Clinical system development: An end-to-end intelligent medical analysis platform will be constructed to integrate image import preprocessing joint interpolation segmentation and lesion quantitative calculation. Automatic measurement of left atrium volume and lung tumor size will be realized with intuitive graphical interaction interface to assist clinical diagnosis and individualized treatment planning.

6. Conclusions

This paper introduces a novel SwinUNet-based multi-task learning framework for the joint interpolation and semantic segmentation of CT and MRI images. The framework is applied to left atrium segmentation in cardiac MRI and lung tumor segmentation in thoracic CT. To address key challenges in joint modeling, including spatiotemporal feature fusion and balance between heterogeneous tasks, the framework incorporates three core components: a shared encoder and dual decoders that enable efficient feature sharing and mutual task enhancement, three innovative modules including TALA, CTCI and MSTAF that optimize feature adaptation and cross-task collaboration, and a dynamic multi-task loss with learnable weights that automatically balances optimization between pixel-level reconstruction and classification objectives.

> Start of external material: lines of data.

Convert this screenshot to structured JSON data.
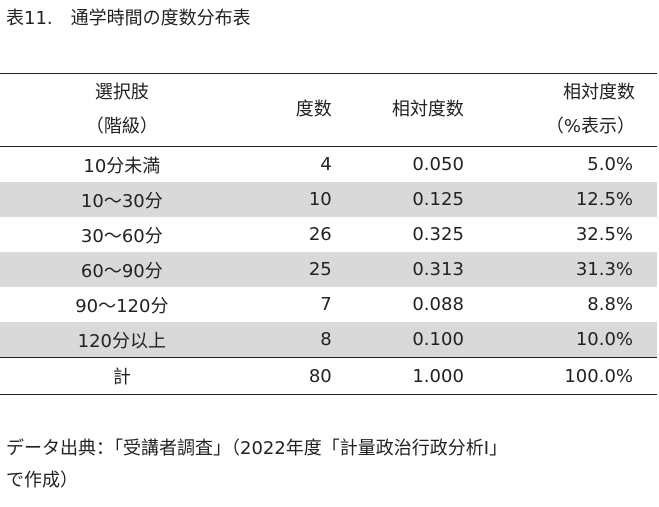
{
  "caption": {
    "number": "表11.",
    "title": "通学時間の度数分布表"
  },
  "table": {
    "headers": {
      "class_line1": "選択肢",
      "class_line2": "（階級）",
      "frequency": "度数",
      "relative": "相対度数",
      "percent_line1": "相対度数",
      "percent_line2": "（%表示）"
    },
    "rows": [
      {
        "class": "10分未満",
        "frequency": "4",
        "relative": "0.050",
        "percent": "5.0%"
      },
      {
        "class": "10〜30分",
        "frequency": "10",
        "relative": "0.125",
        "percent": "12.5%"
      },
      {
        "class": "30〜60分",
        "frequency": "26",
        "relative": "0.325",
        "percent": "32.5%"
      },
      {
        "class": "60〜90分",
        "frequency": "25",
        "relative": "0.313",
        "percent": "31.3%"
      },
      {
        "class": "90〜120分",
        "frequency": "7",
        "relative": "0.088",
        "percent": "8.8%"
      },
      {
        "class": "120分以上",
        "frequency": "8",
        "relative": "0.100",
        "percent": "10.0%"
      }
    ],
    "total": {
      "class": "計",
      "frequency": "80",
      "relative": "1.000",
      "percent": "100.0%"
    },
    "shade_color": "#d9d9d9"
  },
  "source": {
    "line1": "データ出典：「受講者調査」（2022年度「計量政治行政分析Ⅰ」",
    "line2": "で作成）"
  }
}
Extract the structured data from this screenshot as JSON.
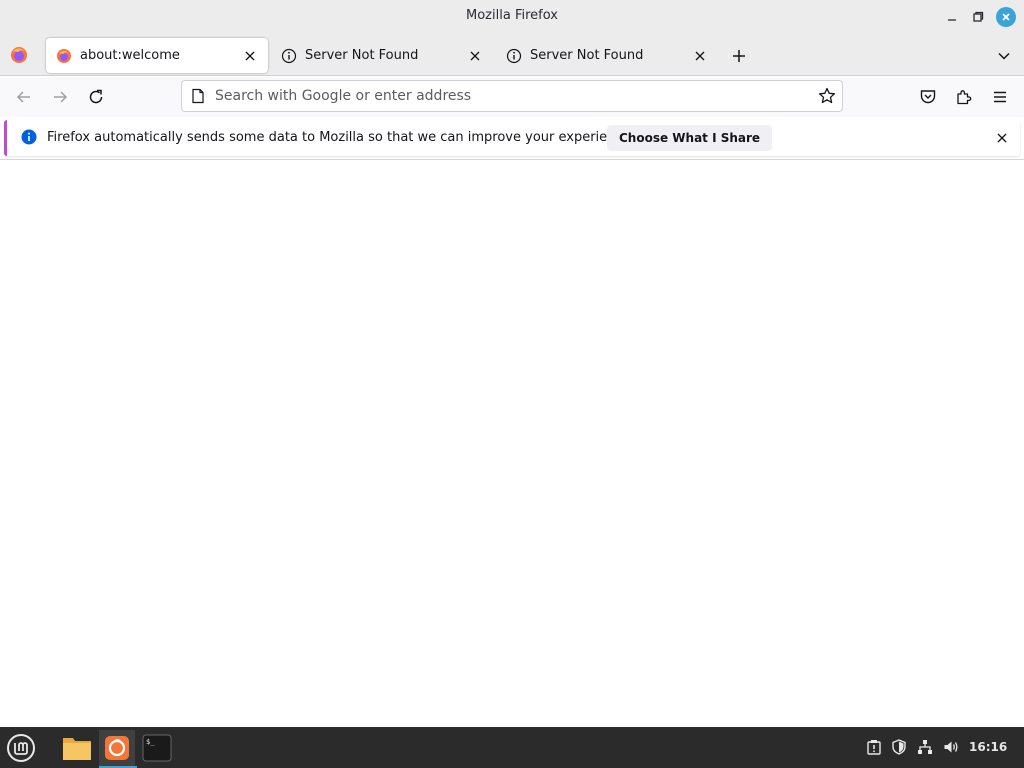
{
  "window": {
    "title": "Mozilla Firefox"
  },
  "tabs": [
    {
      "label": "about:welcome",
      "icon": "firefox-icon",
      "active": true
    },
    {
      "label": "Server Not Found",
      "icon": "info-icon",
      "active": false
    },
    {
      "label": "Server Not Found",
      "icon": "info-icon",
      "active": false
    }
  ],
  "urlbar": {
    "placeholder": "Search with Google or enter address",
    "value": ""
  },
  "notification": {
    "message": "Firefox automatically sends some data to Mozilla so that we can improve your experience.",
    "button_label": "Choose What I Share",
    "accent_color": "#c04bd0"
  },
  "taskbar": {
    "apps": [
      "mint-menu-icon",
      "files-icon",
      "firefox-icon",
      "terminal-icon"
    ],
    "tray": [
      "update-manager-icon",
      "shield-icon",
      "network-icon",
      "volume-icon"
    ],
    "clock": "16:16"
  },
  "colors": {
    "accent": "#3aa4d8",
    "taskbar": "#2b2b2b"
  }
}
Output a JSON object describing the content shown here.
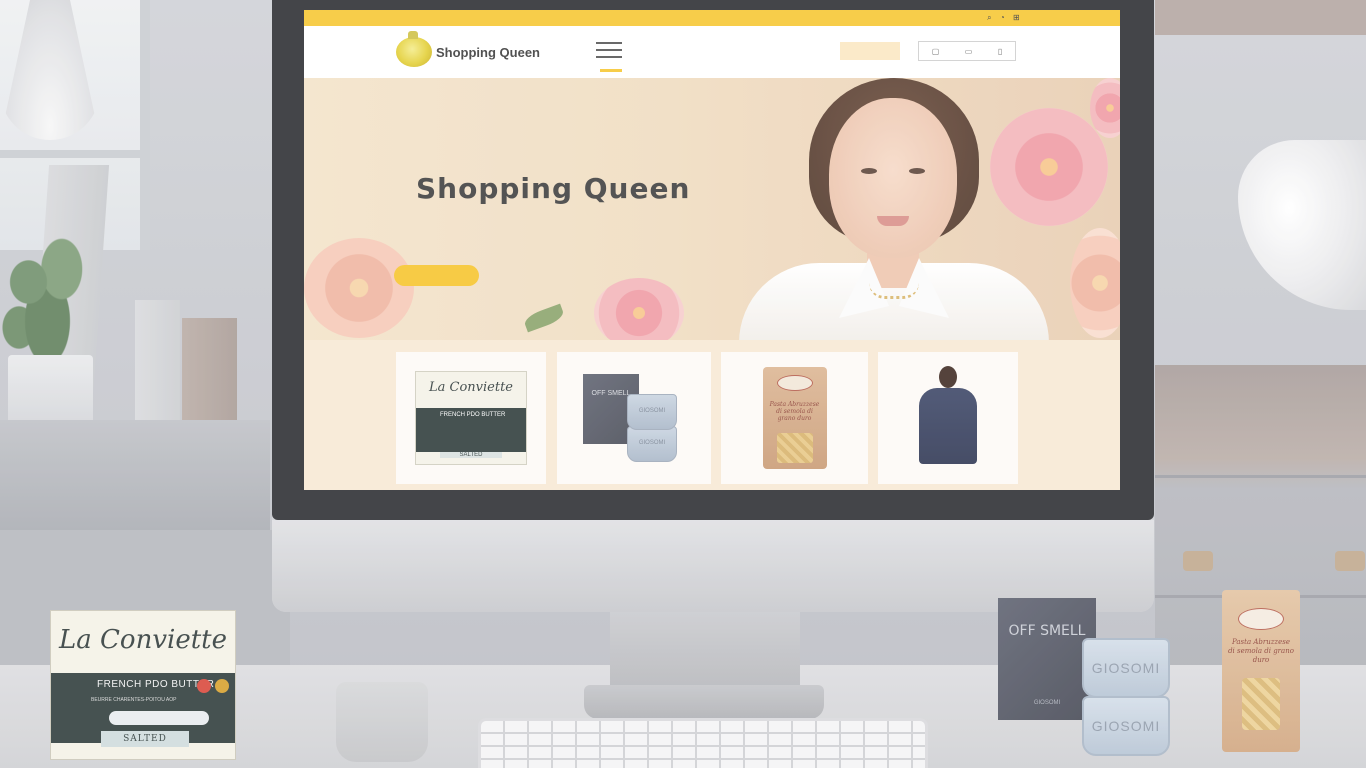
{
  "site": {
    "brand": "Shopping Queen",
    "top_strip_text": "",
    "nav_links": [
      "",
      "",
      ""
    ],
    "nav_button_label": "",
    "nav_sub_text": "",
    "nav_sub_right": ""
  },
  "hero": {
    "title": "Shopping Queen",
    "cta_label": ""
  },
  "product_cards": [
    {
      "name": "la-conviette-butter",
      "brand": "La Conviette",
      "label": "FRENCH PDO BUTTER",
      "variant": "SALTED"
    },
    {
      "name": "off-smell-cups",
      "box_text": "OFF SMELL",
      "cup_text": "GIOSOMI"
    },
    {
      "name": "pasta-bag",
      "text": "Pasta Abruzzese di semola di grano duro"
    },
    {
      "name": "cardigan-model",
      "text": ""
    }
  ],
  "desk_products": {
    "butter": {
      "brand": "La Conviette",
      "title": "FRENCH PDO BUTTER",
      "subtitle": "BEURRE CHARENTES-POITOU AOP",
      "variant": "SALTED"
    },
    "box": {
      "title": "OFF SMELL",
      "bottom": "GIOSOMI"
    },
    "cup_top": "GIOSOMI",
    "cup_bottom": "GIOSOMI",
    "pasta": {
      "text": "Pasta Abruzzese di semola di grano duro"
    }
  },
  "colors": {
    "accent_yellow": "#f6c631",
    "hero_bg": "#f3e3c9",
    "text_dark": "#3d3d3d"
  },
  "icons": [
    "logo-pear-icon",
    "hamburger-menu-icon",
    "search-icon",
    "user-icon",
    "cart-icon"
  ]
}
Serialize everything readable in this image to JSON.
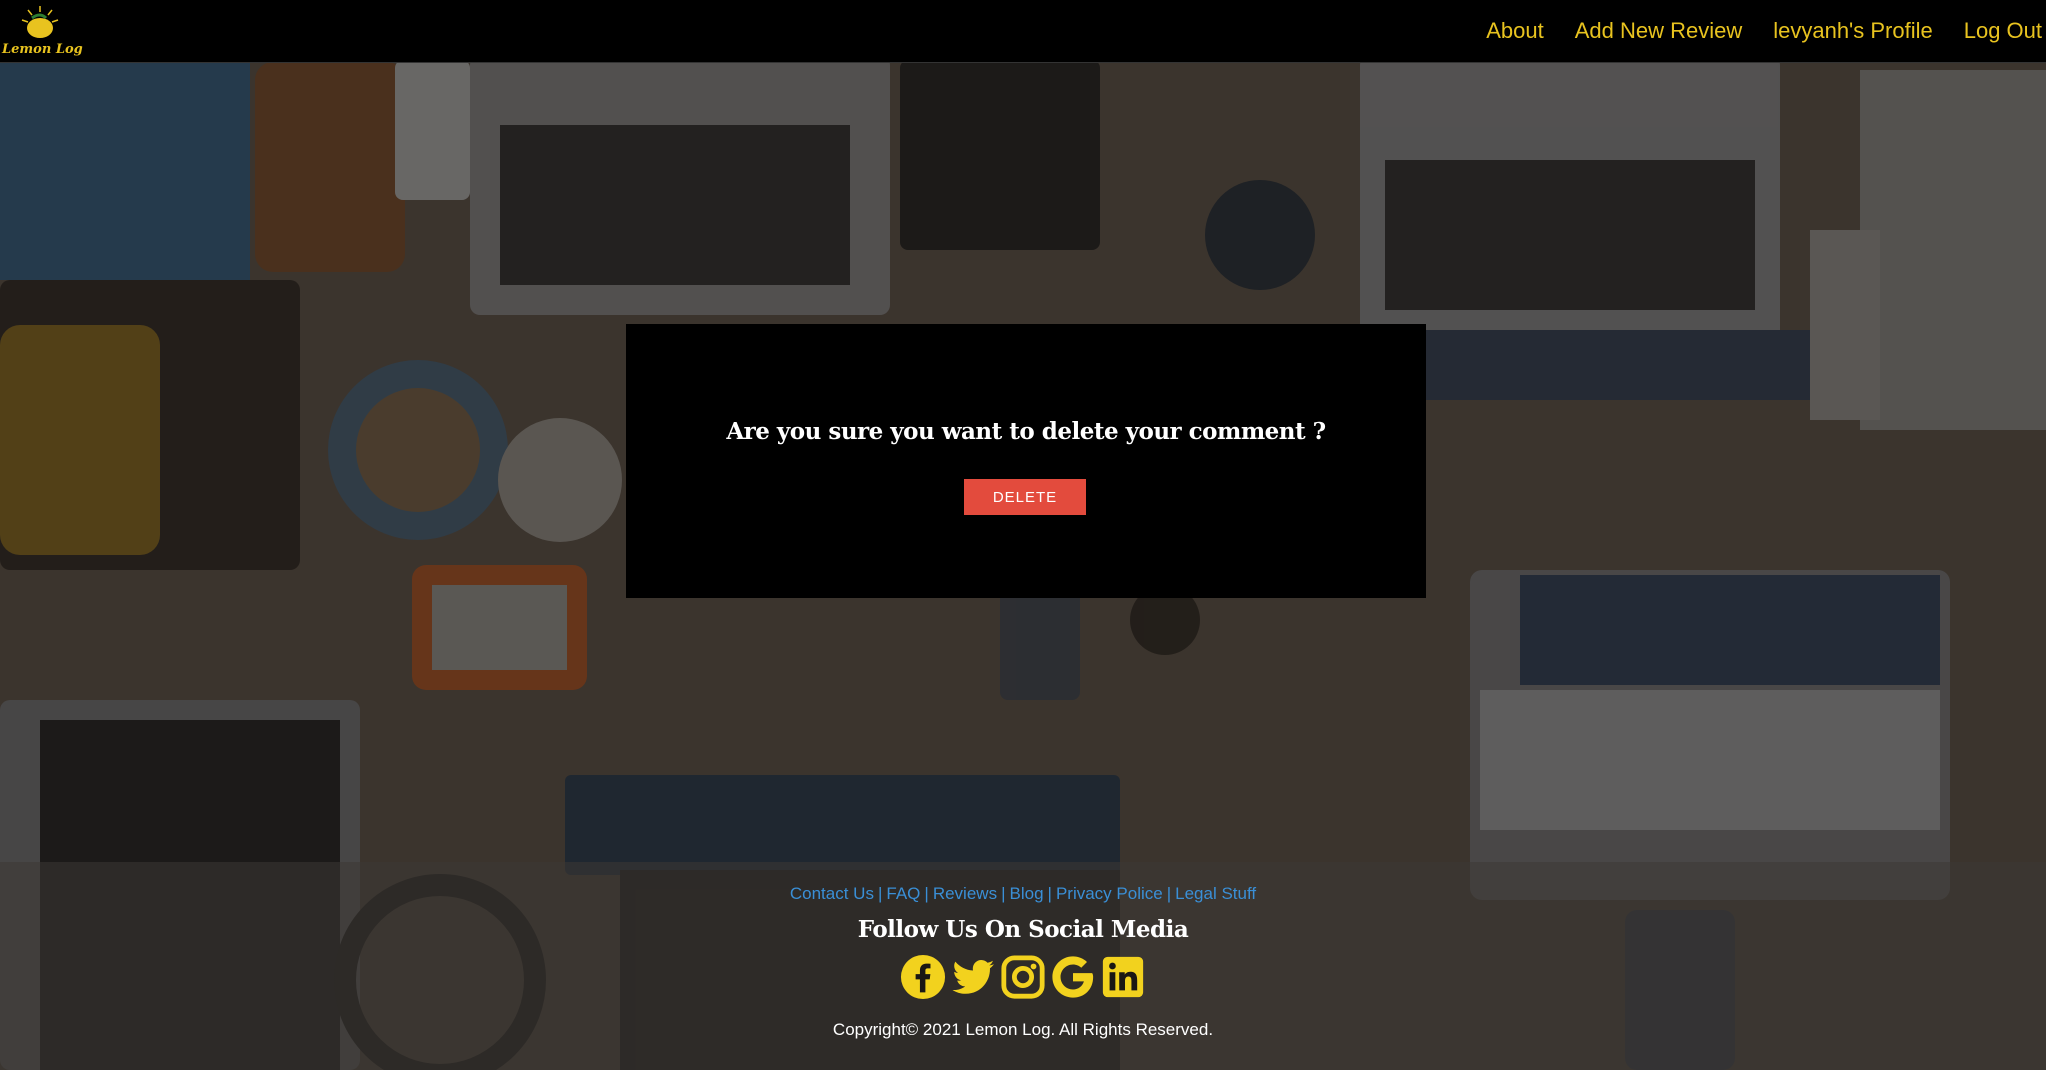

Extensive validations on the public MSD Task02_Heart and Task06_Lung datasets confirm the competitive performance on PSNR, SSIM, EdgeSSIM, LPIPS, Dice, IoU, Precision and Recall as well as strong generalization of the proposed TASC-SwinMT framework.

The proposed multi-task framework breaks the bottleneck of traditional single-task independent processing, and realizes efficient feature sharing and performance mutual promotion between lung CT and cardiac MRI interpolation and segmentation. Segmentation provides anatomical constraints to optimize interpolation quality, and interpolation supplies spatiotemporal context to improve segmentation accuracy. This framework offers a reliable technical scheme for efficient and precise disease diagnosis based on CT and MRI. Future research will focus on model lightweighting, multi-center clinical dataset validation and organ motion model embedding to further improve clinical practicality.